Bats across North America are dying as a result of White Nose Syndrome (WNS), an affliction, scientists say, is caused by a fungus from Europe. The fungus, Geomyces destructans, is killing millions of flying mammals in the Northeast and now in the Midwest.
US Fish and Wildlife Service announced this week that 5.7 million to 6.7 million bats have now died from white-nose syndrome. Biologists expect the disease to continue to spread.
Both the LA Times and the Washington Post have reported on the topic, looking at the national and international problem.
First documented in New York in 2006, the disease has spread quickly into 16 states and four Canadian provinces. Here in Massachusetts, the problem was first documented in Western Mass in 2007 and during the 2008-2009 winter season near Boston.
Mass Division of Fisheries and Wildlife Assistant Director Tom French, who was in charge of the surveys that looked for bats with WNS, explained to this examiner that when they looked at bats near the Sudbury Aqueduct tunnels (near Framingham) WNS was definitely present.

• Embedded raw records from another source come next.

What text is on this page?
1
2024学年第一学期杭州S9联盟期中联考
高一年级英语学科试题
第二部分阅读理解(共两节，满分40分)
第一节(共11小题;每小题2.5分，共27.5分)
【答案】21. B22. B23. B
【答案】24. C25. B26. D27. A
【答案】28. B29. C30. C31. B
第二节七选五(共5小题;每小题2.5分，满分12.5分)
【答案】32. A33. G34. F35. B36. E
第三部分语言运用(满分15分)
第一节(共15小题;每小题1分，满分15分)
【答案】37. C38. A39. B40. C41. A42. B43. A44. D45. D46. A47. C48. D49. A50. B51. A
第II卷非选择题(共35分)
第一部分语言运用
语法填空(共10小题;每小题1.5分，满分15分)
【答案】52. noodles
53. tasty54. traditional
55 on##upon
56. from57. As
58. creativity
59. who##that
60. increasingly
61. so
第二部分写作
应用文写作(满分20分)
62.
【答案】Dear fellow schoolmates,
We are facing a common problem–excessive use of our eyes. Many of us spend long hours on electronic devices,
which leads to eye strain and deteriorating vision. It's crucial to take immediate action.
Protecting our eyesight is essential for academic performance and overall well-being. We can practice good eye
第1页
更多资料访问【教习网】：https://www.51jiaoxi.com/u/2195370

In the Fall of this last year, Massachusetts Wildlife, the quarterly journal of the state Division of Fisheries and Wildlife, dedicated a 14 page article to WNS. Within that article, author Peter Mirick explained that evidence suggests the fungus causing WNS “came from Europe-probably on a caver’s equipment, but maybe just clinging mundanely to a tourist’s sneakers.” The evidence, Mirick goes on to say, is so overwhelming that many state agencies are closing off caves to visitors. This is significant because the Sudbury Aqueducts are closed off to humans. The fact that the fungus is present in areas that have been closed off to humans for decades likely means that the fungus, French confirmed, is also being transported by the bats themselves.
This rising death toll for the bats is important not only because of the threat to the bats, but also because of the role bats play in their ecosystem. According to this week’s announcement by the US Fish and Wildlife Service, “bats provide tremendous value to the US economy as natural pest control for American farms and forests every year, while playing an essential role in helping to control insects that can spread disease to people.”
Nina Fascione, executive director of Bat Conservation International explained in a statement earlier this week that “We must redouble our efforts to deal with this terrible disease, and additional funding is crucial. If WNS continues to take such a huge toll, the environmental and economic costs will be enormous.”